Thomas Mann ou les vagues à l’âme d’un esthète…
Docteur Jocelyne BENBCHIMOL,
ravie dans la fleur de l’âge à l’affection des siens, in memoriam
Je remets à d’autres éditoriaux le soin de méditer sur cette coïncidence ou cette rencontre avec une œuvre importante de la littérature allemande du XXe siècle dans la bibliothèque d’une étudiante en médecine qui avait à cœur de se cultiver et de s’intéresser à autre chose… Mais je dois bien souligner ma dette à son égard puisque, par son entremise, j’ai pu combler une injustifiable lacune.
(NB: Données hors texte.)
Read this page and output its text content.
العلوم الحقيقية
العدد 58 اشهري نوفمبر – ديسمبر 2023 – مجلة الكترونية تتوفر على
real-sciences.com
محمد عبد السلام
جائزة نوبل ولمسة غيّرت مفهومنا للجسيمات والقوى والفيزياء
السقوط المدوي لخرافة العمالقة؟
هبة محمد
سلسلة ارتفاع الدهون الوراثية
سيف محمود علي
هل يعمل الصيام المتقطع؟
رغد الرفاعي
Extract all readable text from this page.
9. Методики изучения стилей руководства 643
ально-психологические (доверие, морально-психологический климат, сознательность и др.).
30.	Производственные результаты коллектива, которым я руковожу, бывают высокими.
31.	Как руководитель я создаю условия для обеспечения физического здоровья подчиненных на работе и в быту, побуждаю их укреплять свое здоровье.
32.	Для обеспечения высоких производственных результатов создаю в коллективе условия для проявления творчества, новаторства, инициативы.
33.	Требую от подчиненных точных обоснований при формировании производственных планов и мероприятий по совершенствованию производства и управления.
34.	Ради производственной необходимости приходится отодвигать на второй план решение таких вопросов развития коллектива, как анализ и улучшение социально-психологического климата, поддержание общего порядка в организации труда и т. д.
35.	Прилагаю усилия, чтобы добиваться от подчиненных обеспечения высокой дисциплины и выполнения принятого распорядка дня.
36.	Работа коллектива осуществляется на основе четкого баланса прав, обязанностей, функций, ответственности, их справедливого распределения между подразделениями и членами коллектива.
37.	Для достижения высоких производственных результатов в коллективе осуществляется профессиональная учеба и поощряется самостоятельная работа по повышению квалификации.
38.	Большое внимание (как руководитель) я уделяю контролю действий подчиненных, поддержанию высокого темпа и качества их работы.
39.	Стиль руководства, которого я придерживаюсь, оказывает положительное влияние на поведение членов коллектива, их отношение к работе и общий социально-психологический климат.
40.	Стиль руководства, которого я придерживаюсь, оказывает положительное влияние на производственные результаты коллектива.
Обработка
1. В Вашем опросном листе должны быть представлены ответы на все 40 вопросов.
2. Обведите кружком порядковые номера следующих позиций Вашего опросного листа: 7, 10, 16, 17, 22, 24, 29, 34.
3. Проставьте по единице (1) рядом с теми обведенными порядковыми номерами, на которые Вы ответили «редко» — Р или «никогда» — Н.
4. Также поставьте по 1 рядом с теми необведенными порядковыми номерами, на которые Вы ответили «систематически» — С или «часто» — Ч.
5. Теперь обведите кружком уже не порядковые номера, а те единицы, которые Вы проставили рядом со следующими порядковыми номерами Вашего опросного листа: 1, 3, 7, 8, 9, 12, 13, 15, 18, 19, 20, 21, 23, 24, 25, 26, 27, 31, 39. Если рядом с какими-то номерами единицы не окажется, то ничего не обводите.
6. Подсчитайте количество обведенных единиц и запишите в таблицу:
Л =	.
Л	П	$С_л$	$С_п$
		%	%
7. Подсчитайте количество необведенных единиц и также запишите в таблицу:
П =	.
Publiée en 1903, alors que Thomas Mann n’est pas encore cet écrivain auréolé d’une célébrité européenne, voire quasi mondiale, cette longue nouvelle Tonio Kröger, presque un roman, puisqu’elle couvre les deux tiers du livre, est largement autobiographique. Je précise que cet exemplaire de Jocelyne Benchimol, somptueusement imprimé en Suisse, à Lausanne, pour La petite ourse, est numéroté et porte le chiffre 1176. C’est dire la qualité du papier, le soin aussi apporté à la traduction qui remonte à 1957. Sans oublier la riche et très instructive préface d’Edmond Jaloux.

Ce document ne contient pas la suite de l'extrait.